SEQ ID No. (AAV Parental) Sitios Mutados Clado

cy5

24

Cy5R1

G13D D

Cy5R2

G13D D403N D

Cy5R3

G13D D403N R51K D

Cy5R4

G13D D403N R51K N158K + P161Q D

rh.13

26 D

Rh.13R

E538K D

Rh37

40 D

Rh37R2

E634K T207M D

Rh.2

39 E

rh.2R

V6511 E

rh.8

41

rh.8R

D531E

Rh.48

44

Rh.48.1

K217E B

Rh.48.2

S304N B

Rh.48.1.2

K217E S304N B

Hu.44

45 A

Hu.44R1

E137K A

Hu.44R2

E137K P446L A

Hu.44R3

E137K P446L G609D A

Rh32/33

2

Hu.29

42 B

Hu.29R

G396E B

Ch.5

46

Ch.5R1

T611I

rh.67

47 D

rh.58

48 S653N E

Rh.64

43 E

Rh64R1

R697W E

Rh64R2

R697W V686E E

AAV6

29 A

AAV6.2

F129L A

AAV6.1

K531E A

AAV6.12

F129L K531E A

rh.54

49 V404M D

hu.48

50 A

hu.48R1

G277S A

hu.48R2

G277S E322K A

hu.48R3

G277S E322K S552N A

Ejemplo 2

En un estudio preliminar fueron seleccionados los clones para probar el método de singletón de la invención. La tabla que sigue proporciona la descripción de fenotipo de los 5 clones. El número de singletones pronosticados se proporciona con el clado y la clasificación de serotipo.

El fenotipo de empaquetamiento se considera insuficiente cuando su título es inferior a 1 x 1011 GC, bajo cuando es

inferior a 1 x 1012 GC, bueno cuando es inferior a 1 x 1013, excelente cuando es más alto.
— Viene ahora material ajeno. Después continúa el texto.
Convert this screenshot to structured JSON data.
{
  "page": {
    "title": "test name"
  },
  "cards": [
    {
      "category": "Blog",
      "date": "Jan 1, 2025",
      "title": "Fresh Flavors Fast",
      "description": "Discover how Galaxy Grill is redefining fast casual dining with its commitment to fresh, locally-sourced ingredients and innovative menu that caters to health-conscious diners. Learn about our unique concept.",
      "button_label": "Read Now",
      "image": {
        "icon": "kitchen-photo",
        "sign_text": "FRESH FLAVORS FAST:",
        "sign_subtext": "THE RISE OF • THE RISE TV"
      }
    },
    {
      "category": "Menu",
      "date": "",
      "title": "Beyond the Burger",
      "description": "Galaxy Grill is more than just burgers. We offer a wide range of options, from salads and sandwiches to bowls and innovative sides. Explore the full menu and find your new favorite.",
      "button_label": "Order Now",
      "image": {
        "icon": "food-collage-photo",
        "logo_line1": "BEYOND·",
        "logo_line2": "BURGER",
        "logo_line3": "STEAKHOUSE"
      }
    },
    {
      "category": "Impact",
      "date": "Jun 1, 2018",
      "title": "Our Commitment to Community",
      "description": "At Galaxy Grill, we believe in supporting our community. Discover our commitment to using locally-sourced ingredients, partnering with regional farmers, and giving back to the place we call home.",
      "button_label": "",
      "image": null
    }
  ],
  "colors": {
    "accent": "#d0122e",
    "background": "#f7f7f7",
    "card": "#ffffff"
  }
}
Los fenotipos de transferencia de gen fueron establecidos mediante expresión de gen CB.A1AT e indicados como sigue: “+++” cuando son mejores que el candidato principal para el tejido objetivo, “++”, “+” y “-“ cuando son respectivamente mejores que el 50%, entre el 10-60% o inferiores al 10% de los niveles de suero de AIAT de los candidatos principales (músculo: AAV1; hígado: AAV8; pulmón: AAV9). “n/a” indicaba que el vector no podía ser producido a niveles suficientes para estudios de transferencia de gen in vivo.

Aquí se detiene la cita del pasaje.